King Abdullah left tens of billions of dollars in the Abdullah Foundation,
which was meant to finance projects in the king’s name while also
serving as a piggy bank for his heirs, according to three associates of
his family. After he died in 2015, the foundation paid out billions of
dollars to his more than 30 children, about $340 million to each son and
$200 million to each daughter.
The
crown prince is seeking to recover that money, which he believes was
taken illegally from a charity, according to people familiar with the
negotiations. King Abdullah’s children, however, consider it their
inheritance.
The
foundation’s administrator is Prince Turki, whose aide, General
Qahtani, died in custody. Prince Turki is still detained and most of his
siblings and their families are banned from traveling outside the
kingdom. Others are abroad in London and elsewhere, afraid to return to
the kingdom that their father recently ruled.
According
to one relative and two associates of the Abdullah family, his children
are allowed to withdraw $26,000 per week each from their accounts to
cover their expenses.
The
government said in January that 56 people are still being held because
of “pending criminal cases” and will be put on trial. Anyone who
preferred to challenge the corruption accusations in court had the right
to do so, the government says.
Those
who have been released say they are not really free. They have kept low
profiles, unsure when the government will take the assets they signed
away in the Ritz.
Most
are barred from travel and cannot obtain access to their financial
accounts. Some detainees believe the ankle bracelets they are wearing
that track their movements also transmit their conversations. Some cover
the trackers with pillows or play loud music to deter potential
eavesdroppers, people who have visited them say.
“They
want to pressure you and your kids so that you will sell your assets to
be allowed to travel again,” one relative of a released detainee said.

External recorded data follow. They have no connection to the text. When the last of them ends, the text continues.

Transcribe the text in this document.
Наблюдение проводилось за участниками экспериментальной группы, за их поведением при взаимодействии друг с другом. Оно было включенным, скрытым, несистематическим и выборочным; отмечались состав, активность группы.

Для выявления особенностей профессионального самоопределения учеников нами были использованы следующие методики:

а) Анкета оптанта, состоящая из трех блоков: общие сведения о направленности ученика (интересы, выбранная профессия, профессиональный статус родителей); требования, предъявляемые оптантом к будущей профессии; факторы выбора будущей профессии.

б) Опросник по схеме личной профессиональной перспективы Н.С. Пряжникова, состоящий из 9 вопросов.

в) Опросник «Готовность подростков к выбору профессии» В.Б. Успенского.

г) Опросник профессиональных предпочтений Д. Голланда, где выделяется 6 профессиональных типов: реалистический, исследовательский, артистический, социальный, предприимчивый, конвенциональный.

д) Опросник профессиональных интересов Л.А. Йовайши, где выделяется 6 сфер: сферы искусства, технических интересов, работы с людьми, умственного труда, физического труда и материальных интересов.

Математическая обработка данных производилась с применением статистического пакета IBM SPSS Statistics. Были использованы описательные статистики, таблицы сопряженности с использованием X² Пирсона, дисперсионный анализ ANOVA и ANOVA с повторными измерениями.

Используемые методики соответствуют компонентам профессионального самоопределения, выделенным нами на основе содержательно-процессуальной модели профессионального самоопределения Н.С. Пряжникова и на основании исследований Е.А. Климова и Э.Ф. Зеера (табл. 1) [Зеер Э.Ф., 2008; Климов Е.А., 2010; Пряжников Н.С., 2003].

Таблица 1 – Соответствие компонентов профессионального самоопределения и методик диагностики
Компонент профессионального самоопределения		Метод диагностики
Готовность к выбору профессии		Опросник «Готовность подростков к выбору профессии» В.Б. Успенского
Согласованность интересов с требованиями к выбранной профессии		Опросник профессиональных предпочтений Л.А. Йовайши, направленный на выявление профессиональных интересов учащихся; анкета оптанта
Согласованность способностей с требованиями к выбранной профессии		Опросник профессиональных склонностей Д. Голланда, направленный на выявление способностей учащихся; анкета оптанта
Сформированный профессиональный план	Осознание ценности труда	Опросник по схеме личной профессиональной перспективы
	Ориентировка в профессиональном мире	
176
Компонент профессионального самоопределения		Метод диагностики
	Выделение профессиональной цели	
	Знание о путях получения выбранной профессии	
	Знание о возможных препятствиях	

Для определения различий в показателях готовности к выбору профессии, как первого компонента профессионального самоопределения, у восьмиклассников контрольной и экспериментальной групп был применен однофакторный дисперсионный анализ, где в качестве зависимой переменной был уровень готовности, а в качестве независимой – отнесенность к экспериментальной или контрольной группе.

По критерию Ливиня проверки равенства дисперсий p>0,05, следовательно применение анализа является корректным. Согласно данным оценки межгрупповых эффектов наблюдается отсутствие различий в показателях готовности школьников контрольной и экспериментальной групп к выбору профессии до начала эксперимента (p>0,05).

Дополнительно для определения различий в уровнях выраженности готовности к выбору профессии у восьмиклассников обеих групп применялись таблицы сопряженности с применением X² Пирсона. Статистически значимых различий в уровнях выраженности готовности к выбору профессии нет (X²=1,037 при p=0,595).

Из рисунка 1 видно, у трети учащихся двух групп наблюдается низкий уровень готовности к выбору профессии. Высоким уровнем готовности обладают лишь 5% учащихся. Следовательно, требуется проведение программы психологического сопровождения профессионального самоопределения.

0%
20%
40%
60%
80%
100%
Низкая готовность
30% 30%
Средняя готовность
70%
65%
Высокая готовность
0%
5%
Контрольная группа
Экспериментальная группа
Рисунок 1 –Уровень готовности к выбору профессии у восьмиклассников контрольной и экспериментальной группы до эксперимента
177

“It is the same inside and outside of the Ritz.”
But
they have little recourse because what remains of their lives and
fortunes, as well as the well being of their families, depends on their
standing in Saudi Arabia.
“No
one can talk about what happened in the Ritz,” said one associate of a
former detainee. “In the end, they all have to live in Saudi Arabia.”
Correction: March 12, 2018
An earlier version of this article misstated when Salman became king of Saudi Arabia. It was in 2015, not 2005.
An earlier version of this article misstated when Salman became king of Saudi Arabia. It was in 2015, not 2005.